Having a servo-based movement is probably important if you are cutting tough outdoor vinyl or stencil material, but if you are just moving a pen across paper, some of the advantages of servos don't come into play.

The only problem I've had with it is when cutting 4-5mil mylar for stencils. There, because of variations in the thickness of the mylar (I think), the machine sometimes fails to cut completely. It doesn't lose its place in the drawing, though, which makes me think that they are running the stepper motors in a closed-loop mode similar to how you'd use a servo. I am not 100% on that, it's just a theory I've developed after watching the thing at work for a while. I'm still enjoying just playing with it enough for the moment, so I haven't bothered to dig into its innards.

Lots of fun for under 200 bucks though, IMO.



"makes me think that they are running the stepper motors in a closed-loop mode similar to how you'd use a servo. I am not 100% on that, "

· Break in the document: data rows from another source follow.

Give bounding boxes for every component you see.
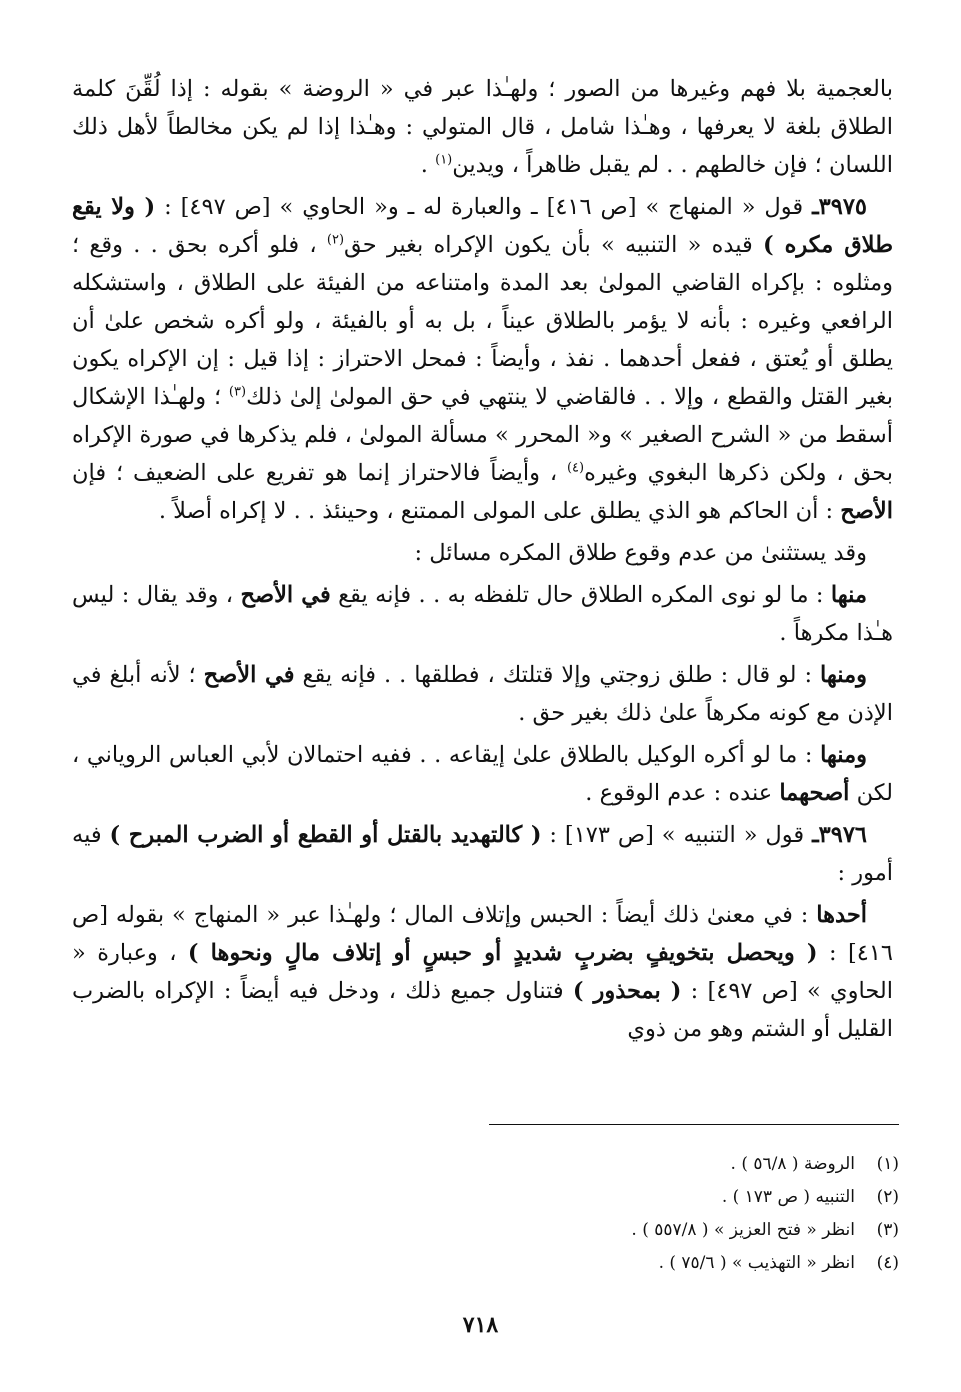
footnote-ref: (٤) [566, 460, 585, 476]
text-span: ؛ ولهـٰذا الإشكال أسقط من « الشرح الصغير » و« المحرر » مسألة المولىٰ ، فلم يذكرها في صورة الإكراه بحق ، ولكن ذكرها البغوي وغيره [72, 384, 893, 486]
paragraph-exceptions: وقد يستثنىٰ من عدم وقوع طلاق المكره مسائل : [414, 540, 867, 566]
footnote-item [79, 1247, 899, 1280]
text-span: قيده « التنبيه » بأن يكون الإكراه بغير حق [344, 232, 764, 258]
text-span: عنده : عدم الوقوع . [585, 780, 780, 806]
text-span: قول « التنبيه » [ص ١٧٣] : [541, 822, 813, 848]
footnote-text: انظر « التهذيب » ( ٧٥/٦ ) . [658, 1253, 855, 1273]
footnote-ref: (٢) [326, 232, 345, 248]
bold-term: في الأصح [240, 582, 331, 608]
text-span: ؛ لأنه أبلغ في الإذن مع كونه مكرهاً علىٰ ذلك بغير حق . [72, 662, 893, 726]
entry-number: ٣٩٧٦ـ [812, 822, 867, 848]
text-span: قول « المنهاج » [ص ٤١٦] ـ والعبارة له ـ و« الحاوي » [ص ٤٩٧] : [155, 194, 813, 220]
text-span: ، وأيضاً فالاحتراز إنما هو تفريع على الضعيف ؛ فإن [72, 460, 567, 486]
text-span: ، وقد يقال : ليس هـٰذا مكرهاً . [72, 582, 893, 646]
quoted-text: ( بمحذور ) [572, 978, 682, 1004]
text-span: : في معنىٰ ذلك أيضاً : الحبس وإتلاف المال ؛ ولهـٰذا عبر « المنهاج » بقوله [ص ٤١٦] : [72, 902, 893, 966]
bold-term: الأصح [840, 498, 893, 524]
bold-term: أصحهما [779, 780, 850, 806]
paragraph-continuation [72, 70, 893, 184]
footnote-ref: (٣) [228, 384, 247, 400]
quoted-text: ( ولا يقع طلاق مكره ) [72, 194, 893, 258]
text-span: . [420, 152, 436, 178]
entry-3975 [72, 188, 893, 530]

Do the steppers have encoders on them? If not, the machine can't do closed loop control. It can keep track of where the rotor should be based on counting the steps of coils it has energized, but it has no way of directly keeping track of the rotor. A large enough torque resisting the rotor's rotation can cause the rotor to skip steps, but this doesn't influence the energizing of coils in the stator so the machine has no idea that anything has gone wrong.

An encoder lets you directly measure what's going on with the rotor (and therefore the shaft of the motor). You basically keep track of where you should be (based on counting the steps delivered to the stator coils) then use the encoder to validate. e.g. 'I've sent 12 steps so I should be 48 degrees from where I started. My encoder is reading 26 degrees, so I must have skipped steps somewhere along the way.'


If you use an encoder to adjust your position, then you are a servo; you probably won't use a stepper motor because the main advantage to a stepper motor is that you don't need position feedback to estimate the position accurately, but a stepper motor with feedback is just as much a servomechanism as any other motor with negative feedback.

[edit]

Wikipedia tells me that there are some mechanisms that use stepper motors that run mostly open-loop with an encoder only for detecting stepper-miss. Whether or not this qualifies as a servo-mechanism is up for debate.

In any event, I seriously doubt that a sub $200 plotter is doing this, as the encoder adds to the BOM.


If the step distance is very small then many designs would tolerate a fair amount of stepper-miss before being noticeable. Might be easiest to see if you did half of a shape, then went somewhere else and finished the shape.


What's the part number for the one you have, please?